Replication is the only hope for science
A few days ago, I ran across a blog post called "The Replication Myth: Shedding Light on One of Science’s Dirty Little Secrets." Published in the Scientific American blog, it argues that
"...unreliable research [has] been the status quo since the inception of modern science. Far from being ruinous, this unique feature of research is integral to the evolution of science."Like bad directions from a stranger, this line of argument is well intentioned, partly right, and---in the end---seriously misleading.
|I love this picture. It's from a game called "the Ninja family picnic."|
Then, surveying this data, Horvath makes a wrong turn:
"There is a larger lesson to be gleaned from this brief history. If replication were the gold standard of scientific progress, we would still be banging our heads against our benches trying to arrive at the precise values that Galileo reported. Clearly this isn’t the case."Horvath is absolutely right that science is a messy process. "An article that is 100 percent valid has never been published." It's messy because it's carried out by imperfect, sometimes egotistical, and occasionally dishonest people. But he's absolutely wrong to throw out replication. In the face of all our human foibles, replication is the saving grace of the scientific method.

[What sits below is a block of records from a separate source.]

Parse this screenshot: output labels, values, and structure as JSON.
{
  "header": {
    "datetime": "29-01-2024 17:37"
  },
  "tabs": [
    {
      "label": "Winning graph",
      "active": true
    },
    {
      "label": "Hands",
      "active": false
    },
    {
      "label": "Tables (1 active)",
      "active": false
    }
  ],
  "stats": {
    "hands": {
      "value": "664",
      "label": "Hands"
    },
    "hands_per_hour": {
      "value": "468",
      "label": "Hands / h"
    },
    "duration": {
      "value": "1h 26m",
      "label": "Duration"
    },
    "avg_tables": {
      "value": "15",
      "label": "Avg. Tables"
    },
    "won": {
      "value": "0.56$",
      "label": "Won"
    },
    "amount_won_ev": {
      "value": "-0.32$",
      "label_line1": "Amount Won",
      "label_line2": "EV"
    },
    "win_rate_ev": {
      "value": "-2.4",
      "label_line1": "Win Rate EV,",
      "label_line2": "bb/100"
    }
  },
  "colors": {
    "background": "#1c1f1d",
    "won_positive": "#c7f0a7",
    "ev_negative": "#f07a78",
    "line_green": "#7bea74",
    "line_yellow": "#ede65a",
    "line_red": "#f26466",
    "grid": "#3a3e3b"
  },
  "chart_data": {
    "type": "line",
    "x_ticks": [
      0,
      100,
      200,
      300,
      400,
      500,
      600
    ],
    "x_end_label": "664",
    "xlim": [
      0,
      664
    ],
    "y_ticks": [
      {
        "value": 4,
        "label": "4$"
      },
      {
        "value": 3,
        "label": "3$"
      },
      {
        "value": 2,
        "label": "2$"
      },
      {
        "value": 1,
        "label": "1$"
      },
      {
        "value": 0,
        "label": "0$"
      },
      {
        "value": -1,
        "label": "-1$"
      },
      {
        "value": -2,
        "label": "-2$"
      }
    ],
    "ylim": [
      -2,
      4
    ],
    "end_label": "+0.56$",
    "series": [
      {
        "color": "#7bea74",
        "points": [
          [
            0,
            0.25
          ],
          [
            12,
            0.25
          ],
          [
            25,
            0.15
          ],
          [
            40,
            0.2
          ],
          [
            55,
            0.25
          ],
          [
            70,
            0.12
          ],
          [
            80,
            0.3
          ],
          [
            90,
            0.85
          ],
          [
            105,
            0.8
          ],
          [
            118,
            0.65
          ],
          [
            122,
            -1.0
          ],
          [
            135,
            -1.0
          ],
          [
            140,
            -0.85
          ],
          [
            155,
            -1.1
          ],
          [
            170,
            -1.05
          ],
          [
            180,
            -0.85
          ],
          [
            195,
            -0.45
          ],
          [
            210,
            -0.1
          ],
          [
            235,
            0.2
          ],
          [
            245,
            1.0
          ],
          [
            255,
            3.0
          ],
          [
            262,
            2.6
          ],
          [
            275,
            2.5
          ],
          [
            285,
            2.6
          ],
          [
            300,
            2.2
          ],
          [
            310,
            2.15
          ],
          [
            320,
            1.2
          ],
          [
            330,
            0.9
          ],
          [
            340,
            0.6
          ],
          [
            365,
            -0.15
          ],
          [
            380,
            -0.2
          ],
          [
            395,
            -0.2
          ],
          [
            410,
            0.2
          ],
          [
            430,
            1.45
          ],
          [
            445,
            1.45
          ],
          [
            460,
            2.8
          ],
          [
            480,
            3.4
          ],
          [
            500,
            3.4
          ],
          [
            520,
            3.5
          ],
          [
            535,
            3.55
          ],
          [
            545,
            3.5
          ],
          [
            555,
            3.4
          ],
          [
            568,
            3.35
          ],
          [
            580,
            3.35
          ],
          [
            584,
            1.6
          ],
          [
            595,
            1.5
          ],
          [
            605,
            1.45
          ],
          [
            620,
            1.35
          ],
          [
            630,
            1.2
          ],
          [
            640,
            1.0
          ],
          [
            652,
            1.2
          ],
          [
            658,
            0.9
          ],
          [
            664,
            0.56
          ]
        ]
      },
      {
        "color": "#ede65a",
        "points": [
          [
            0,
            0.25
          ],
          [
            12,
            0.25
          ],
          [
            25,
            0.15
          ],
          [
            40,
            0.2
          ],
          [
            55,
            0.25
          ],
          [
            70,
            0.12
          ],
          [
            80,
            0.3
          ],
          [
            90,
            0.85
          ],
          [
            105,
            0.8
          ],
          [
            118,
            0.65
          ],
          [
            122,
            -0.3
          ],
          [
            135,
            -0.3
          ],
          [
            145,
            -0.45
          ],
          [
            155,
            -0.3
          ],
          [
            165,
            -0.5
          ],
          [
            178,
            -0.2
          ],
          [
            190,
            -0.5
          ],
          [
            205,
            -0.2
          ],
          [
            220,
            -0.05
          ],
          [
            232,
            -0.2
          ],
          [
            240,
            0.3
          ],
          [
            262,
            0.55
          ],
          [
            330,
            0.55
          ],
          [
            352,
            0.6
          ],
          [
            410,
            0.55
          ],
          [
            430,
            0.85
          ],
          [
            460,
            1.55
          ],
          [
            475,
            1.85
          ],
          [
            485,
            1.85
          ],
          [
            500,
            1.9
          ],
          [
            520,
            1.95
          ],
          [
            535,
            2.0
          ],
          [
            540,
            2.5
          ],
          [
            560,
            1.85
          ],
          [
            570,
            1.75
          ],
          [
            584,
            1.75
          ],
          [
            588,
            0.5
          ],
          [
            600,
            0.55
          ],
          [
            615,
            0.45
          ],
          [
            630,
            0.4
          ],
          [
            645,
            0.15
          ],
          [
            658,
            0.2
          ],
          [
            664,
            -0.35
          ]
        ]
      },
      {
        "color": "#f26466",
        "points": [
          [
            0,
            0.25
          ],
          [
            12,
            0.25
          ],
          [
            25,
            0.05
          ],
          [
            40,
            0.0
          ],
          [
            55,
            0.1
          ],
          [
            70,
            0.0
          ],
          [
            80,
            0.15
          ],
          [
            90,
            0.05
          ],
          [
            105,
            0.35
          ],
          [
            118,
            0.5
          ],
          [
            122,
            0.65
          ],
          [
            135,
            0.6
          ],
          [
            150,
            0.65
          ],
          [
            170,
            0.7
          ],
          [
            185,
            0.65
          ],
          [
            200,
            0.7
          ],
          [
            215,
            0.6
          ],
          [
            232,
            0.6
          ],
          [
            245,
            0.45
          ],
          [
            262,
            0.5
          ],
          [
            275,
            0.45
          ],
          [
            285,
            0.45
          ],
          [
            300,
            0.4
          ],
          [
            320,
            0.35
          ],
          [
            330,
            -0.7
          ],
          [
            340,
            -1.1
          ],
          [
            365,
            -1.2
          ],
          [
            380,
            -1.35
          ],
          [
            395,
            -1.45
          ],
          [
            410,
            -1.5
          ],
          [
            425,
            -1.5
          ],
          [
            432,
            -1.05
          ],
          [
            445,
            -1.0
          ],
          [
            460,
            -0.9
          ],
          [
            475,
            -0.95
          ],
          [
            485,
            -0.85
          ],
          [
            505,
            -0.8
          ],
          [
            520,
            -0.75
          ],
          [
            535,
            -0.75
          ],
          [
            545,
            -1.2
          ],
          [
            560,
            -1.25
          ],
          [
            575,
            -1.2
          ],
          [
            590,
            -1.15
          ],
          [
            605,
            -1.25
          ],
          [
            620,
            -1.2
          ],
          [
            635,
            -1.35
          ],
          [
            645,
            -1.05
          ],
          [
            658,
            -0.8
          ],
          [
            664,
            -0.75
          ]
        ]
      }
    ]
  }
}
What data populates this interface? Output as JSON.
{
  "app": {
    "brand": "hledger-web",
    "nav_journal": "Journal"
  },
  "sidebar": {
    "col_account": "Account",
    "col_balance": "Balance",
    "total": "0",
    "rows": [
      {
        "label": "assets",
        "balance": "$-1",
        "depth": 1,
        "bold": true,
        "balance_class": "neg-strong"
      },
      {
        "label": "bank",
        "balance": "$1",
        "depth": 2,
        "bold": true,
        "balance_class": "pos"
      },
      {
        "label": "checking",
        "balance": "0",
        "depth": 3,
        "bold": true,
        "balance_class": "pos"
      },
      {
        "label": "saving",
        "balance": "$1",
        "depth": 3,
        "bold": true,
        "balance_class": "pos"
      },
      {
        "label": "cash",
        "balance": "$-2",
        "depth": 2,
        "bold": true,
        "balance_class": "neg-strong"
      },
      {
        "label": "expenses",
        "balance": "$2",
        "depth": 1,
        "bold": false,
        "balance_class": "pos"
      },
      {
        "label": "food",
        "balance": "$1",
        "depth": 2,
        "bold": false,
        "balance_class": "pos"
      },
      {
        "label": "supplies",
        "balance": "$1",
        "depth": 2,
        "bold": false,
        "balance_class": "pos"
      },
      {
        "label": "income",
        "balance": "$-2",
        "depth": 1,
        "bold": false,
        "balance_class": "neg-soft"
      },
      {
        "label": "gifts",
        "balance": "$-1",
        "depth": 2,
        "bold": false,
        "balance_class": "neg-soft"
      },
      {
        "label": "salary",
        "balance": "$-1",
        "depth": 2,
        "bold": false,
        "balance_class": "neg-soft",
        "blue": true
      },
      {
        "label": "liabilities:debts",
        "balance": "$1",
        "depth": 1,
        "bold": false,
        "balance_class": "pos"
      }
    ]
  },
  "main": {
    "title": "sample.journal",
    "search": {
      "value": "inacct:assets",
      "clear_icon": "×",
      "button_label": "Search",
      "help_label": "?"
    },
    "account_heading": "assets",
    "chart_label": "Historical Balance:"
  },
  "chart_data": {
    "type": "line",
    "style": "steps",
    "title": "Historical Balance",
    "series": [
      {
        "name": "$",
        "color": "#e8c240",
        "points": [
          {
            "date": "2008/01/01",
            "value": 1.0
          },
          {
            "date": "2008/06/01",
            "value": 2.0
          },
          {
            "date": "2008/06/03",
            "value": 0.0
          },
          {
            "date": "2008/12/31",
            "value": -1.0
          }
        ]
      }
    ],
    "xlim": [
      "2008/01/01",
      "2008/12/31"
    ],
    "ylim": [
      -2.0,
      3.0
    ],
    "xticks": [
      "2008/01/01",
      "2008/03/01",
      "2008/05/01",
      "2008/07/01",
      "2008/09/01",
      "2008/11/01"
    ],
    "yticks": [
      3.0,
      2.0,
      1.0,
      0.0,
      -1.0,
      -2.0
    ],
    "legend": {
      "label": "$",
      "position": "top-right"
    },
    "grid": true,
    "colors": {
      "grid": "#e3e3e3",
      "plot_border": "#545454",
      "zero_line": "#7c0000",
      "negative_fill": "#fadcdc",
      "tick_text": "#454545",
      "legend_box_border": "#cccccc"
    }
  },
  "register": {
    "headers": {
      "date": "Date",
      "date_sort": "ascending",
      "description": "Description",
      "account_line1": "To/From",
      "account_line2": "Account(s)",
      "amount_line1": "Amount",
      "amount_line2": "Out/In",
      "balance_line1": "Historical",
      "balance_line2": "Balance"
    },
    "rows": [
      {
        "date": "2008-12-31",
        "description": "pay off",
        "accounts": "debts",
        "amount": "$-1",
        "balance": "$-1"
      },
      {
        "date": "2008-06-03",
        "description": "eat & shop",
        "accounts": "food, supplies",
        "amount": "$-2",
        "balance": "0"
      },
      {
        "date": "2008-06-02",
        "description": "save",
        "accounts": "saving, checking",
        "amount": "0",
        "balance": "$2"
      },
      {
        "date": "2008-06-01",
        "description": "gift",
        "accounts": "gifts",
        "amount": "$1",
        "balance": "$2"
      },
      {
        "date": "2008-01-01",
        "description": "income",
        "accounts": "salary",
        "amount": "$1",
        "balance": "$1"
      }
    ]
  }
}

Horvath's problem is that he conflates "replication" with "validity." It doesn't bother me that some experiments fail, or even that some false results get published. What bothers me is that we never even try to replicate most of these results. The biggest problem with today's system of publish-or-perish science is that it discourages replication. In fields where replication is rare, errors and mistakes are rarely corrected, cheaters are rarely exposed, and the scientific enterprise rarely moves forward. Replication is the mark of a healthy scientific community.
It's ironic that Horvath supports his argument against replication by using examples of ... replication. In every one of his cases (Galileo, Darwin, Einstein, Pfizer), some other scientist attempted to replicate the initial result. As others have pointed out, attempts at replication ares conspicuously missing from some areas of science today.
Bottom line: perfection in science is a myth. Replication is the thing that keeps the scientific method grounded in fact. Cut that tether, and the whole practice drifts away into wishful thinking, ballyhoo, and theology.